Still using the name Fischer, Otto Shussler was one of the delegates at the so-called “Lausanne” conference – held in fact at Rosmer’s home in Perigny – where he supported Trotsky’s proposal to found a Fourth International. It was probably at this time that it was decided that he should go to Mexico, where he arrived by sea in February 1939. He went to live with Trotsky for more than eighteen months and was the only one of his veteran helpers who was present at the time of the assassination. Several days after the attempt of 24th May 1940, he was arrested by the Mexican Police, who accused him of “passivity” during the attack and thought his nervousness “suspicious”. He was quickly freed at the personal intervention of Trotsky, who was indignant at these proceedings. Like all the companions at Coyacan, but perhaps even more than them, he was deeply depressed by the success of the GPU’s murderous enterprise. But, contrary to what has been said or written, he did not then abandon political activity.

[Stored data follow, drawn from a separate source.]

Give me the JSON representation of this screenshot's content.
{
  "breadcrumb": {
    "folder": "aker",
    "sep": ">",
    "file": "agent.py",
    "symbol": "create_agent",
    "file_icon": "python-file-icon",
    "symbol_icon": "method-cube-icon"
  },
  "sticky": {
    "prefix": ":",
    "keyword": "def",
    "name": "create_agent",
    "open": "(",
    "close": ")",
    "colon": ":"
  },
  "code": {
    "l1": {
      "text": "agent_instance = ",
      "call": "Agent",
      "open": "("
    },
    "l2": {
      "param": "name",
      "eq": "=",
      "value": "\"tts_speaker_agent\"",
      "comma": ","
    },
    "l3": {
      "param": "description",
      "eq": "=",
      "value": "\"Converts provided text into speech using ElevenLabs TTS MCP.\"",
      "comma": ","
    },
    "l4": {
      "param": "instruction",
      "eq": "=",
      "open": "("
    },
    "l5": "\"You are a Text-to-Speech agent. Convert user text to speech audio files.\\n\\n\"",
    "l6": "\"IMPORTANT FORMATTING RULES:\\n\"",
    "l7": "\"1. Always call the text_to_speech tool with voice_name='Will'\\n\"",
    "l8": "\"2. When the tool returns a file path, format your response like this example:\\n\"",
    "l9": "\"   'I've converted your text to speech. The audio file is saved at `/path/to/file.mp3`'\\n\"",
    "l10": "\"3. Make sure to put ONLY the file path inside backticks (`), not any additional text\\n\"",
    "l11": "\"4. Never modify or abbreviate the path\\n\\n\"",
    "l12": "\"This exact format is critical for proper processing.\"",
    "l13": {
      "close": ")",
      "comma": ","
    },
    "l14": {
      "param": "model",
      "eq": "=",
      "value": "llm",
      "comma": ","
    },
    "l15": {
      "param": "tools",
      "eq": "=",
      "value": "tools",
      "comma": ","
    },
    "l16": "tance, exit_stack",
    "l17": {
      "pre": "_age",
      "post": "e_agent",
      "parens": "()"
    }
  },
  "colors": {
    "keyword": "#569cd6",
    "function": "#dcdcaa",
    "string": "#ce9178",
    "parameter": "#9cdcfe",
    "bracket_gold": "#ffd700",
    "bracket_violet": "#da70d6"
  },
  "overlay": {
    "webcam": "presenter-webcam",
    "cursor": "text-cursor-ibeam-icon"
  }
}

He continued to be active in the Mexican section during the whole war and together with the Mexican Octavio Fernandez was one of the principal instigators of the 1945 split and the forming of the Grupo Socialista Obrero, of which he was one of the main leaders, under the pseudonym of Julian Suarez. He was at this period convinced – like Van Heijenoort and like Frankel – of the necessity of the Trotskyist movement revising its analysis of the nature of the Soviet Union, which he, for his part, characterised as “bureaucratic imperialism”. The expulsion of the GSO from the 4th International in 1948, after proceedings which he regarded as more than summary, totally estranged him. In the next few years he worked episodically with the review Dinge der Zeit, edited in Great Britain and then in Germany, by his old comrade Johre with whom he broke in 1946, and, in the middle of the coldest part of the Cold War, went on to support the idea of a “war against the USSR”.

Otto Schüssler still lives in retirement in Mexico. He refuses to have any contact with those who could remind him of his Trotskyist past.

 

Footnotes

1. On these two militants see Révolution en Allemagne (1918-1923), by Pierre Broué , Minuit, Paris 1971. Willy Buschak, in his still unpublished thesis at the University of Mannheim, has devoted an excursus to their political itinerary.

2. Walter Nettelback, called Jan Bur (1901-1976), had led the clandestine organisation in Germany until 1935, when he emigrated on the orders of the International Secretariat.